I’m not happy with the contract. A wage increase below the cost of inflation after 3 years of 0% is unnecessarily austere. What I do is a valuable service. I’m a citizen. We live in a prosperous province. It infuriates me that my service is viewed as a tax burden – that my industry is viewed as less important than a roof on a little-used sports stadium, or investment in an already-saturated fossil fuel industry (Liquid Natural Gas). What could be more important than a good educational experience for kids?
But I’ll vote YES anyway.
While corporations reap huge profits, BC’s lowest-in-Canada corporate tax rate only ensures that the wealth of these multinational giants does nothing to make BC better. Through a more progressive tax structure in line with the rest of the country, BC could provide children with better learning conditions, and public sector citizens with a living that keeps pace with inflation. How angry and frustrated it makes me feel knowing this, and knowing that my government wants me to lose my standard of living! Am I not a citizen? Is our province’s prosperity not for me?
And this is why we’ll never have labour peace as long as the BC Liberals run the show. Whatever economy they claim to be supporting, it isn’t the economy of most citizens.
So why will I vote YES?
Well, quite simply, we lost. And I suppose it was inevitable. How can we win against a government who doesn’t value what we do? How can there be any expectation of compassion from a government who repeatedly violates Charter rights?
To be honest, I’m tired of fighting. I’m tired of teachers being the only group that fights for public education. Other unions don’t; universities don’t; parent groups don’t; the Chamber of Commerce doesn’t; the principals and vice principals don’t. Even school districts themselves don’t. The real fight always falls on teachers and always at contract time. It’s exhausting emotionally and financially. Eventually a person needs to be at work.
I will vote YES. Though we’ve given away a lot, it hasn’t been a total loss. We have managed to force government to obey the law. I suppose that’s something, although it’s something we shouldn’t have to do. Where are law societies, professional organizations and corporations themselves? And most of all, WHERE IS THE PRESS? Doesn’t anyone understand democracy any more?
Christy Clark tried to frame the latest dispute as a well fought noble battle, with an ending that will lead to labour stability and healing. The opposite is true. This government’s treatment of 41,000 citizens is disgraceful. And there will never be labour peace.

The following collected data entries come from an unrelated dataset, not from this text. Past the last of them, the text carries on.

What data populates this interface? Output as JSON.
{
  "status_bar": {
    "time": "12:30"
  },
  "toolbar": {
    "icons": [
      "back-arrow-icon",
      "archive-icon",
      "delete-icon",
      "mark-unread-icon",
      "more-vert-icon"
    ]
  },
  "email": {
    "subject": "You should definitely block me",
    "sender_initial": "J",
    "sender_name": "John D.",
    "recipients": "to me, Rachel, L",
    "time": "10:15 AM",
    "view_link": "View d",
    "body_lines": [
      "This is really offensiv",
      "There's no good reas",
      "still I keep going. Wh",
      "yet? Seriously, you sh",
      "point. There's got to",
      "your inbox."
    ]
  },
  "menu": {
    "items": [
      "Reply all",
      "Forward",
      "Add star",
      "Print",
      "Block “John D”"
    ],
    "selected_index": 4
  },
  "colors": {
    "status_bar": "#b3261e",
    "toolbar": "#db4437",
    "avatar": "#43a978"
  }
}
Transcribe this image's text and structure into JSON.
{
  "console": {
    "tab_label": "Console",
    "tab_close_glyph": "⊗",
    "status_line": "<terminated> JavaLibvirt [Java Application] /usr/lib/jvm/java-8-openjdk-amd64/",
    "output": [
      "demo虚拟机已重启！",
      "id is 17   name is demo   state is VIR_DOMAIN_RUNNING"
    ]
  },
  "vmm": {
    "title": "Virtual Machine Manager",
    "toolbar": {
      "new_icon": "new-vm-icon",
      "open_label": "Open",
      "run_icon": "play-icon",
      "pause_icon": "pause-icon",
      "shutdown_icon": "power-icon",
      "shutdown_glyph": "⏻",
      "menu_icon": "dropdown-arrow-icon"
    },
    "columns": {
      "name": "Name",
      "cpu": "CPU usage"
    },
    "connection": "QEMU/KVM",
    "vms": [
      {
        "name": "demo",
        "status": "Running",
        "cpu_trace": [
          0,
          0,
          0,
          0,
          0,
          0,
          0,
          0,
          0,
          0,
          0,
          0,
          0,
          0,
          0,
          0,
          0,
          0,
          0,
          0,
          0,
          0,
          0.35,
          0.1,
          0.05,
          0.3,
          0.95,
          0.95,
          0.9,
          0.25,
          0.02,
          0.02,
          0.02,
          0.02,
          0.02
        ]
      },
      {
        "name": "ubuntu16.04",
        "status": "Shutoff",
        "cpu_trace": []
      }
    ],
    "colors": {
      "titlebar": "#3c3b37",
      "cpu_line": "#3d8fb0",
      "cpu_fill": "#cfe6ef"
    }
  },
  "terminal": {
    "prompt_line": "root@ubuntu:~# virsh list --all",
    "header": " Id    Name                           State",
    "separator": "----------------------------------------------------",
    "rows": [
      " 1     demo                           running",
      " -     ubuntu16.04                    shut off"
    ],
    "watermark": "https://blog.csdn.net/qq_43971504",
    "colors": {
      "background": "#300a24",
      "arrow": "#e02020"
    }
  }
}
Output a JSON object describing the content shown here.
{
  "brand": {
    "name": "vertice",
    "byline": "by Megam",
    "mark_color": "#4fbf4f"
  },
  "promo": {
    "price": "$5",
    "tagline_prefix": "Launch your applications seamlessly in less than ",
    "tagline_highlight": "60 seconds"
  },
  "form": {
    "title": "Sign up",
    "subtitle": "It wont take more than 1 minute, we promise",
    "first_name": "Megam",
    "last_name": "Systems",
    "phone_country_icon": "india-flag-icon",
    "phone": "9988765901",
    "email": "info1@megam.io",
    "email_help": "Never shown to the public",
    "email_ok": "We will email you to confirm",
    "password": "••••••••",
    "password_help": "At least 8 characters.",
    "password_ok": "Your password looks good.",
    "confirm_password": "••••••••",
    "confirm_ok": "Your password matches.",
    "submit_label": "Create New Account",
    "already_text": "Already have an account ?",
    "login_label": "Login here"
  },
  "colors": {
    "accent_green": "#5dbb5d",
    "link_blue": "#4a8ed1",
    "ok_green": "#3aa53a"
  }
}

I will vote YES. This isn’t the hill I’ll die on. There are many battles ahead.
I’ll be watching Christy Clark and her cronies. I will watch every single step they take, and I will shout their acts of tyranny from the mountaintops: their ongoing and repeated conflicts of interest, their constant foibles in the courts, their deceptive sound bites in the press. I’ll teach it in the classrooms and in every public medium. Future voters will not miss a single transgression. In every venue, to every ear I’ll expose them.
The people will see them for who they are. A whole new generation of voters will see them for who they are.